Note: Internally, these use different agent implementations (Knowledge Agent vs. Triage Agent), but you'll sometimes see those names in output or logs.

  • How the triage agent works

When you provide an instance_id, the agent uses a deep-research approach:

  1. Initial triage: Analyzes your query and the instance context to identify what needs investigation
  2. Research decomposition: Breaks the investigation into parallel research topics (e.g., "check memory pressure", "analyze slow operations", "review replication lag")
  3. Parallel research tracks: Each topic runs in its own tool-calling loop, using providers (Prometheus, Loki, Redis CLI, etc.) to gather data
  4. Synthesis: Combines findings from all research tracks into a coherent analysis with actionable recommendations

This parallel research design allows the agent to investigate multiple aspects of an issue simultaneously, making triage faster and more thorough.

  • Tasks vs. Threads

  • Task: How you interact with the agent. Create a task to run a query or triage. Each task has a task_id and tracks execution status (queued, running, completed, failed).

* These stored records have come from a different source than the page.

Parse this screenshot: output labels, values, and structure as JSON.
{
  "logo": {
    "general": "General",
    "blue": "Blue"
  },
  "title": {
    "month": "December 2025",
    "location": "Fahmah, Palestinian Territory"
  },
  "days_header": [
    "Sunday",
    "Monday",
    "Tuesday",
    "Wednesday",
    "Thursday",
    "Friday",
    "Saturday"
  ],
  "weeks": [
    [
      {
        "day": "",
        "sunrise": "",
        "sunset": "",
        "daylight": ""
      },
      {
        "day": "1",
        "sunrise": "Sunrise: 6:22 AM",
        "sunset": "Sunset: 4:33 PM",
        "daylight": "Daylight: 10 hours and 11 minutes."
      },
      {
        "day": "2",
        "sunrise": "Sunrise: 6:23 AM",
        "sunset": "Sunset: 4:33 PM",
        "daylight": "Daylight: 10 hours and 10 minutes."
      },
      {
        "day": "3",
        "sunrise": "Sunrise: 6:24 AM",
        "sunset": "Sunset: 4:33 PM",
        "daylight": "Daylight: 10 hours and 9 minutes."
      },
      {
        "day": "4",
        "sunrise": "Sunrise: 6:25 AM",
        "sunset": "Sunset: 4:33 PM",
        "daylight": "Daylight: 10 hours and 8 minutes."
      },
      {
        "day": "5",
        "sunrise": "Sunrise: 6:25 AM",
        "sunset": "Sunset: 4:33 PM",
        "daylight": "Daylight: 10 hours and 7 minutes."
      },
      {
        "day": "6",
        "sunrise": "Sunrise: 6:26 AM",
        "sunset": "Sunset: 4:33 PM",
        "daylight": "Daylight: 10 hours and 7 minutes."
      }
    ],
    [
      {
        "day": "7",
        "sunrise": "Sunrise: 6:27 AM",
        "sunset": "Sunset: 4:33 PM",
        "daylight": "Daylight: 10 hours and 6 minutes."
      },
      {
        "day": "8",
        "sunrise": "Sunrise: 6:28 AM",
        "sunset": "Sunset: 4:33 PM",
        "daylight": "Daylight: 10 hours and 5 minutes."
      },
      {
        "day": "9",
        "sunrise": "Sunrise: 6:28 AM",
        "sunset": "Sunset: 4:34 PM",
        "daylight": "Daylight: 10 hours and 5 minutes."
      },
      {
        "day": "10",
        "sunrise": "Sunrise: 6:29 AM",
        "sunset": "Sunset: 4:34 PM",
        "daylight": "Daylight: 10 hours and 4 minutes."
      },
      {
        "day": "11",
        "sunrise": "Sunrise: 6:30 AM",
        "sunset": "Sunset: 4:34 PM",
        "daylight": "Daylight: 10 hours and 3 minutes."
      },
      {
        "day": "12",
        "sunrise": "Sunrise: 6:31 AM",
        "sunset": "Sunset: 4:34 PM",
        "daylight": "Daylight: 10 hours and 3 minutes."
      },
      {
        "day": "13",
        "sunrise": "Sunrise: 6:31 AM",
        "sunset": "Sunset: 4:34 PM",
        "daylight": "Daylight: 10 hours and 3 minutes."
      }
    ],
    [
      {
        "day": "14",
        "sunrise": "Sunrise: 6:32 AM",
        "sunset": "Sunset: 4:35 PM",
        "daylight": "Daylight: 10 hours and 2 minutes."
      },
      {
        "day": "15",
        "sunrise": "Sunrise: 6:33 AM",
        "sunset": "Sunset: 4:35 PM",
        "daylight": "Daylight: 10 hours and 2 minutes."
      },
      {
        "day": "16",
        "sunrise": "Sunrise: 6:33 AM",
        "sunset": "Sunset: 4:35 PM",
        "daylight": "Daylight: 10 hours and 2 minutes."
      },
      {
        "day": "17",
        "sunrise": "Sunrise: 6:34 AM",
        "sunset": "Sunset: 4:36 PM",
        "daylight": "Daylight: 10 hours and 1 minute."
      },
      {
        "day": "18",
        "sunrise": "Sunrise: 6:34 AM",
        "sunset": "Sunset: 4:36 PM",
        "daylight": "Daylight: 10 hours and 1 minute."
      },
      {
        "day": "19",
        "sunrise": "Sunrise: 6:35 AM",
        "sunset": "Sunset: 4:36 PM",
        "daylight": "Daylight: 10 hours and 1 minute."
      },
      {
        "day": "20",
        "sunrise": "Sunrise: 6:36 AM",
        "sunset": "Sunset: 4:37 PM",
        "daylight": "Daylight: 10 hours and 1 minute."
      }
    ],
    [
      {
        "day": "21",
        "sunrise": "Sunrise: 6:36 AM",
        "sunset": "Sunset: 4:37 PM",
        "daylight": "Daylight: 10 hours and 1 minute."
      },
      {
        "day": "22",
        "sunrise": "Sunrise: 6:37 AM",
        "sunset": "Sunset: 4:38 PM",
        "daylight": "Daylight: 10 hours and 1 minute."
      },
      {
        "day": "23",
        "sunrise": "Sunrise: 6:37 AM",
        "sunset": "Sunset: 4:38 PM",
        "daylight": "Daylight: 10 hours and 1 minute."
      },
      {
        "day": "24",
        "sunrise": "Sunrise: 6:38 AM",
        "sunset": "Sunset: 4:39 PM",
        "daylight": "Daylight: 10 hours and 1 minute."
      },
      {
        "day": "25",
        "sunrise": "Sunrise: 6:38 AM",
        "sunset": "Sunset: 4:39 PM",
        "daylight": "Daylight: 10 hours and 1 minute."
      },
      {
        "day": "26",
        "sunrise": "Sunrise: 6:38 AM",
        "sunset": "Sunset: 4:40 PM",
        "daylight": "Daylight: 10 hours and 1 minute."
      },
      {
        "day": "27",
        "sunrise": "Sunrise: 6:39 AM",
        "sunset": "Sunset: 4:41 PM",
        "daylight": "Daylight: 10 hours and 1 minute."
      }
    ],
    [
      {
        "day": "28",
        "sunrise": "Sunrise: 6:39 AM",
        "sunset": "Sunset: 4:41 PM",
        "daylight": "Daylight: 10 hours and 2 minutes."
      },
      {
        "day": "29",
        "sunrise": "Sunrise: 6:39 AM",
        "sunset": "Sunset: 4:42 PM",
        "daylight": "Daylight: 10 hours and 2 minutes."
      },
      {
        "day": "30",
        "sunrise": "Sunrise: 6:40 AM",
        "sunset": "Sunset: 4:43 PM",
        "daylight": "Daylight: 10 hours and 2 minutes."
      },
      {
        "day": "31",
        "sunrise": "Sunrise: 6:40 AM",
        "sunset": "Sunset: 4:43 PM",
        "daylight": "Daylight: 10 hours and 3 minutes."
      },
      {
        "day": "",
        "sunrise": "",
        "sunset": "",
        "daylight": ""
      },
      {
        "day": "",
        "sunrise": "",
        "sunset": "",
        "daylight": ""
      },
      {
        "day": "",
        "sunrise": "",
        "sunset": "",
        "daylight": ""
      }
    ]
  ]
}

  • Thread: What happened during execution. Contains the conversation history, messages, tool calls, and results. Each thread has a thread_id.

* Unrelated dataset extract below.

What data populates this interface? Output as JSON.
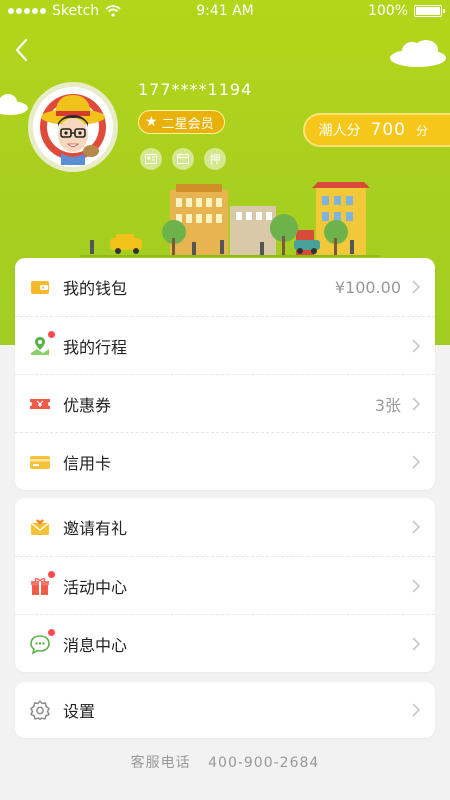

When you create a task, the API creates or reuses a thread to store the execution history. You can: - Poll the task for status: GET /api/v1/tasks/{task_id} - Read the thread for results: GET /api/v1/threads/{thread_id} - Stream updates via WebSocket: ws://localhost:8000/api/v1/ws/tasks/{thread_id}

  • Jobs
  • Ad-hoc jobs: On-demand via CLI or API. Each run creates a task and streams results to a thread.
  • Scheduled jobs: Recurring health checks defined by schedules. Each execution produces a task and posts into the same thread.

  • Instances and Context

  • Create instance records with instance create (CLI) or POST /api/v1/instances (API)
  • Provide instance_id in your query to trigger live triage with tools
  • Instance metadata (environment, usage, description) helps the agent understand context

  • Providers (Integrations)

  • Pluggable integrations for metrics (Prometheus), logs (Loki), tickets (GitHub/Jira), clouds, and more.
  • Configure via environment. See: how-to/tool-providers.md

  • Security and Secrets

  • Use a 32-byte master key for envelope encryption of secrets at rest.
  • See: how-to/configuration/encryption.md

Diagram: Agents & Providers (high-level)

flowchart LR
  User[User/Caller]
  KA[Knowledge Agent]
  TA[Triage Agent]
  KB[(Knowledge Base)]
  Prov[Providers\n(Prometheus/Loki/etc.)]
  Redis[(Target Redis)]

  User -->|Ask| KA
  KA --> KB

  User -->|Triage| TA
  TA --> Prov
  TA --> Redis

Diagram: Threads & Tasks lifecycle (simplified)

sequenceDiagram
  participant Client
  participant API
  participant Worker

  Client->>API: POST /api/v1/tasks (message+context)
  API-->>Client: task_id, thread_id
  API->>Worker: enqueue task
  Worker->>Providers: query metrics/logs
  Worker->>Redis: check instance
  Worker-->>API: stream updates to thread
  Client->>API: GET /api/v1/tasks/{task_id}
  API-->>Client: status/result